The Ways and Means Committee has a role to play in settling the tourism authority funding debate, but Dela Cruz’s ties to WCIT and DTL could muddle the issues. Dela Cruz was working at WCIT, when the company and its subcontractor DTL, were awarded a roughly $850,000 contract in July 2014 for consulting work on the Center for Hawaiian Music and Dance.
The companies haven’t been as successful with procurement under current HTA President and CEO George Szigeti and HTA Board Chairman Rick Fried.
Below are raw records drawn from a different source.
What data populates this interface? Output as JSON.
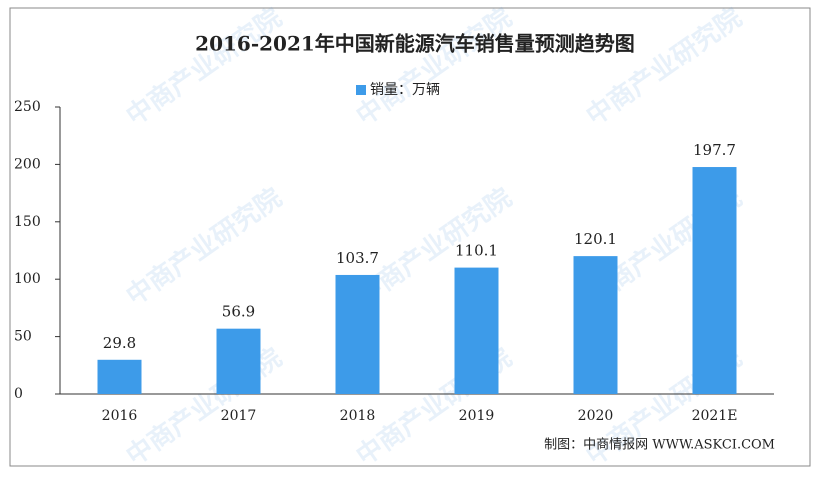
{
  "chart_data": {
    "type": "bar",
    "title": "2016-2021年中国新能源汽车销售量预测趋势图",
    "legend": "销量：万辆",
    "categories": [
      "2016",
      "2017",
      "2018",
      "2019",
      "2020",
      "2021E"
    ],
    "values": [
      29.8,
      56.9,
      103.7,
      110.1,
      120.1,
      197.7
    ],
    "color": "#3d9be9",
    "ylim": [
      0,
      250
    ],
    "yticks": [
      0,
      50,
      100,
      150,
      200,
      250
    ],
    "grid": false,
    "source": "制图：中商情报网 WWW.ASKCI.COM",
    "watermark": "中商产业研究院"
  }
}
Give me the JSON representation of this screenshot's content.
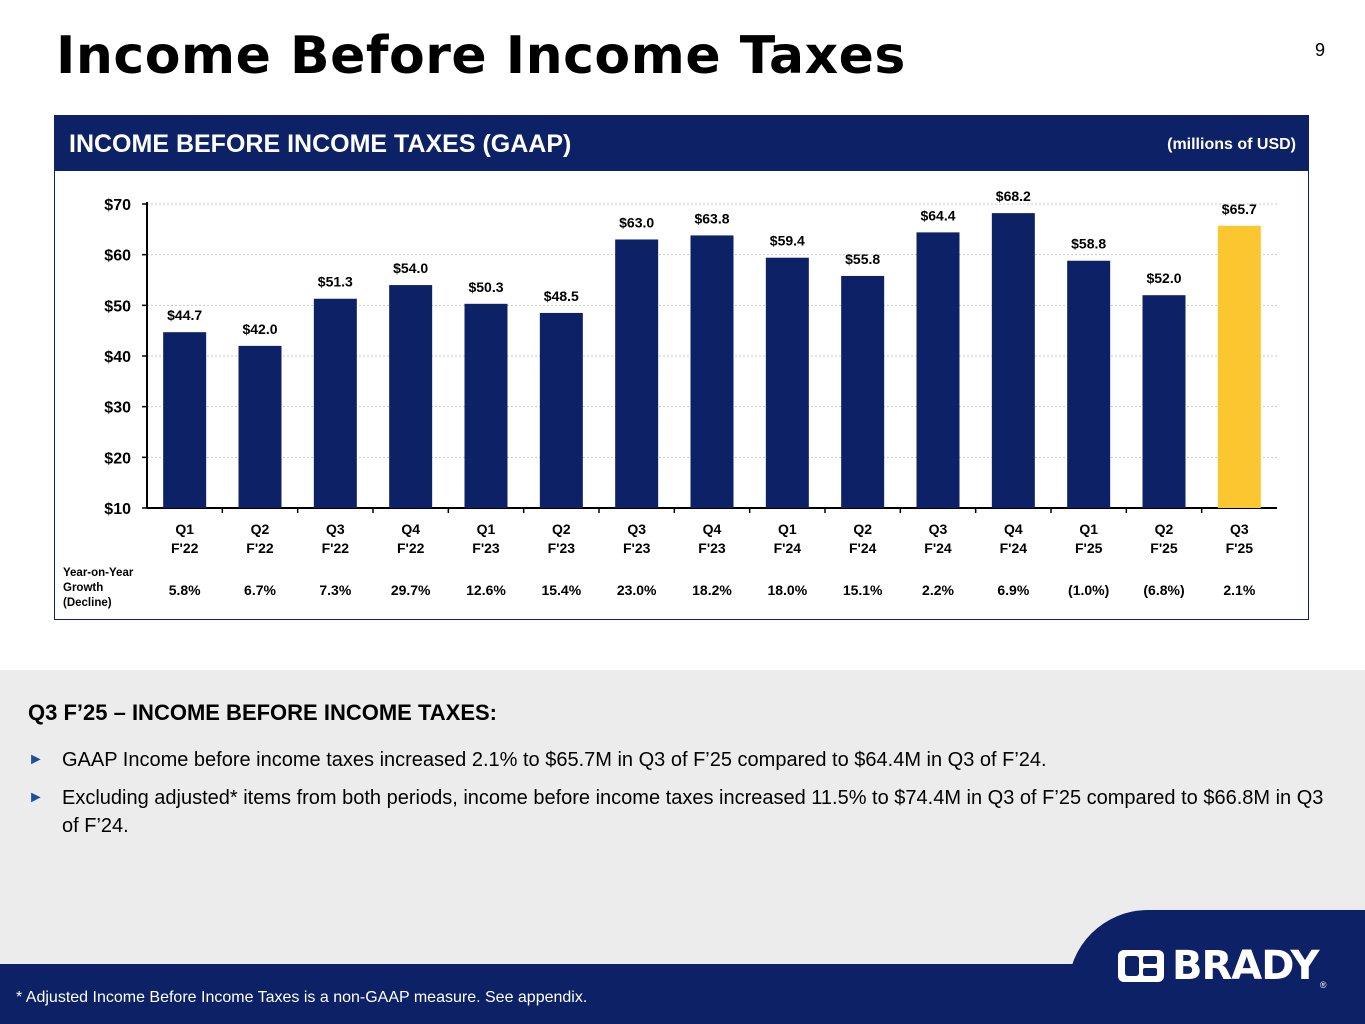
{
  "page": {
    "title": "Income Before Income Taxes",
    "number": "9"
  },
  "panel": {
    "title": "INCOME BEFORE INCOME TAXES (GAAP)",
    "units": "(millions of USD)"
  },
  "growth_label": [
    "Year-on-Year",
    "Growth",
    "(Decline)"
  ],
  "chart_data": {
    "type": "bar",
    "title": "INCOME BEFORE INCOME TAXES (GAAP)",
    "units": "(millions of USD)",
    "categories": [
      [
        "Q1",
        "F'22"
      ],
      [
        "Q2",
        "F'22"
      ],
      [
        "Q3",
        "F'22"
      ],
      [
        "Q4",
        "F'22"
      ],
      [
        "Q1",
        "F'23"
      ],
      [
        "Q2",
        "F'23"
      ],
      [
        "Q3",
        "F'23"
      ],
      [
        "Q4",
        "F'23"
      ],
      [
        "Q1",
        "F'24"
      ],
      [
        "Q2",
        "F'24"
      ],
      [
        "Q3",
        "F'24"
      ],
      [
        "Q4",
        "F'24"
      ],
      [
        "Q1",
        "F'25"
      ],
      [
        "Q2",
        "F'25"
      ],
      [
        "Q3",
        "F'25"
      ]
    ],
    "values": [
      44.7,
      42.0,
      51.3,
      54.0,
      50.3,
      48.5,
      63.0,
      63.8,
      59.4,
      55.8,
      64.4,
      68.2,
      58.8,
      52.0,
      65.7
    ],
    "value_labels": [
      "$44.7",
      "$42.0",
      "$51.3",
      "$54.0",
      "$50.3",
      "$48.5",
      "$63.0",
      "$63.8",
      "$59.4",
      "$55.8",
      "$64.4",
      "$68.2",
      "$58.8",
      "$52.0",
      "$65.7"
    ],
    "growth": [
      "5.8%",
      "6.7%",
      "7.3%",
      "29.7%",
      "12.6%",
      "15.4%",
      "23.0%",
      "18.2%",
      "18.0%",
      "15.1%",
      "2.2%",
      "6.9%",
      "(1.0%)",
      "(6.8%)",
      "2.1%"
    ],
    "ylim": [
      10,
      70
    ],
    "yticks": [
      10,
      20,
      30,
      40,
      50,
      60,
      70
    ],
    "ytick_labels": [
      "$10",
      "$20",
      "$30",
      "$40",
      "$50",
      "$60",
      "$70"
    ],
    "grid": true,
    "colors": {
      "bar": "#0d2266",
      "highlight": "#fcc631"
    },
    "highlight_index": 14
  },
  "summary": {
    "heading": "Q3 F’25 – INCOME BEFORE INCOME TAXES:",
    "bullets": [
      "GAAP Income before income taxes increased 2.1% to $65.7M in Q3 of F’25 compared to $64.4M in Q3 of F’24.",
      "Excluding adjusted* items from both periods, income before income taxes increased 11.5% to $74.4M in Q3 of F’25 compared to $66.8M in Q3 of F’24."
    ],
    "bullet_icon": "triangle-right-icon"
  },
  "footer": {
    "note": "* Adjusted Income Before Income Taxes is a non-GAAP measure.  See appendix."
  },
  "brand": {
    "name": "BRADY",
    "reg": "®"
  }
}
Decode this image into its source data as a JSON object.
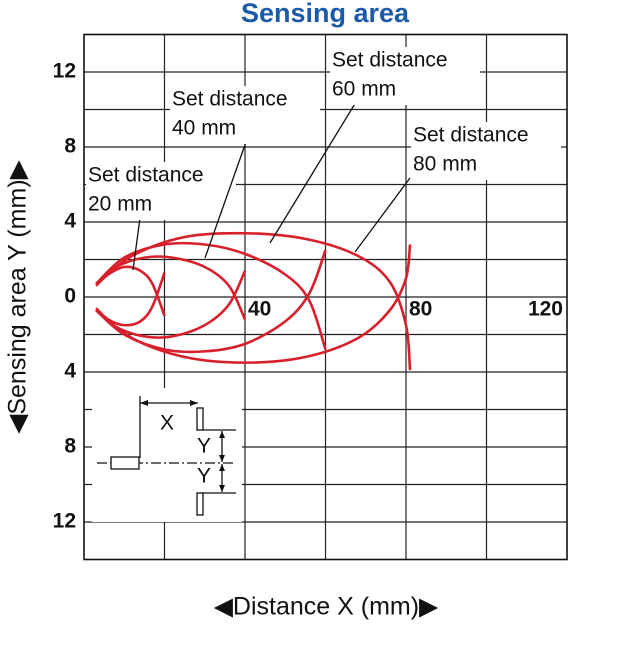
{
  "chart_data": {
    "type": "line",
    "title": "Sensing area",
    "xlabel": "◀Distance X (mm)▶",
    "ylabel": "◀Sensing area Y (mm)▶",
    "xlim": [
      0,
      120
    ],
    "ylim": [
      -14,
      14
    ],
    "xticks": [
      40,
      80,
      120
    ],
    "yticks": [
      {
        "value": -12,
        "label": "12"
      },
      {
        "value": -8,
        "label": "8"
      },
      {
        "value": -4,
        "label": "4"
      },
      0,
      4,
      8,
      12
    ],
    "xgrid": [
      0,
      20,
      40,
      60,
      80,
      100,
      120
    ],
    "ygrid": [
      -14,
      -12,
      -10,
      -8,
      -6,
      -4,
      -2,
      0,
      2,
      4,
      6,
      8,
      10,
      12,
      14
    ],
    "color": "#d8202c",
    "series": [
      {
        "x": [
          3,
          6,
          10,
          14,
          17,
          20
        ],
        "values": [
          0.6,
          1.2,
          1.6,
          1.4,
          0.7,
          -1.0
        ]
      },
      {
        "x": [
          3,
          6,
          10,
          14,
          17,
          20
        ],
        "values": [
          -0.6,
          -1.2,
          -1.5,
          -1.3,
          -0.5,
          1.3
        ]
      },
      {
        "x": [
          3,
          8,
          15,
          22,
          30,
          36,
          40
        ],
        "values": [
          0.7,
          1.6,
          2.1,
          2.1,
          1.6,
          0.6,
          -1.2
        ]
      },
      {
        "x": [
          3,
          8,
          15,
          22,
          30,
          36,
          40
        ],
        "values": [
          -0.7,
          -1.6,
          -2.1,
          -2.1,
          -1.5,
          -0.4,
          1.4
        ]
      },
      {
        "x": [
          3,
          10,
          20,
          30,
          40,
          50,
          56,
          60
        ],
        "values": [
          0.7,
          2.1,
          2.8,
          2.8,
          2.3,
          1.2,
          -0.2,
          -2.8
        ]
      },
      {
        "x": [
          3,
          10,
          20,
          30,
          40,
          50,
          56,
          60
        ],
        "values": [
          -0.7,
          -2.0,
          -2.8,
          -2.9,
          -2.5,
          -1.3,
          0.2,
          2.5
        ]
      },
      {
        "x": [
          3,
          12,
          25,
          40,
          55,
          68,
          76,
          80,
          81
        ],
        "values": [
          0.7,
          2.2,
          3.2,
          3.4,
          3.1,
          2.2,
          0.8,
          -1.5,
          -3.9
        ]
      },
      {
        "x": [
          3,
          12,
          25,
          40,
          55,
          68,
          76,
          80,
          81
        ],
        "values": [
          -0.7,
          -2.2,
          -3.2,
          -3.5,
          -3.2,
          -2.2,
          -0.7,
          1.0,
          2.8
        ]
      }
    ],
    "annotations": [
      [
        "Set distance",
        "20 mm"
      ],
      [
        "Set distance",
        "40 mm"
      ],
      [
        "Set distance",
        "60 mm"
      ],
      [
        "Set distance",
        "80 mm"
      ]
    ],
    "inset": {
      "x_label": "X",
      "y_labels": [
        "Y",
        "Y"
      ]
    }
  }
}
According to contracts obtained by the Star-Advertiser, DTL served as a subcontractor on an $80,000 contract secured by nonprofit Hawaii Maoli for the King Kamehameha Day celebration in May 2017.
However, from October 2016 to November 2017, DTL failed to obtain four contracts worth an estimated $3.5 million.
Dela Cruz voted for SB 2224 because he felt it was warranted.
The state Ethics Commission fined HTA executives in December for taking travel upgrades, and there was a finding last month by the Office of the State Auditor that the agency suffers from “lax oversight” and “deficient internal controls.”
Two proposals DTL made to HTA in 2016, one for public relations, communications and outreach services, and another to handle the 2017 Tourism Conference, included Dela Cruz’s resume, which lists him as a member of the Hawaii state Senate and details his various political committees.
Dela Cruz said he wasn’t serving as Ways and Means chairman when DTL applied for the contracts and his role would have “depended on what kind of help DTL needed at the time.”
Fried said he understands the need for Hawaii legislators to have outside work, but said “they need to stay out of rule-making or issues that would affect state agencies and their businesses.”
The power that Dela Cruz holds over HTA was evident during the Way and Means Committee’s opening hearing on Jan. 10 when he questioned HTA’s decision to spend $180,000 on a public information campaign.
When Charlene Chan, HTA director of communications, told Dela Cruz that the program was mandated by law, Dela Cruz said, “Maybe we can change the statute.”
During another point in the hearing, Dela Cruz also ordered HTA to provide lawmakers with “policies and procedures in regards to how you procure contracts.”
A complaint was filed with the state Ethics Commission against Dela Cruz on Jan. 4 after the Star-Advertiser reported that the state Department of Land and Natural Resources had awarded DTL a $99,885 contract for public relations services related to the redevelopment of the state-owned Ala Wai Small Boat Harbor.
Fevella said Dela Cruz should abstain from deciding HTA budget cuts. “It’s just not right, and it doesn’t make any sense. Why cut tourism funding when that’s what’s making money for the state?” he said.
Dela Cruz claimed he hasn’t been contacted about the complaint.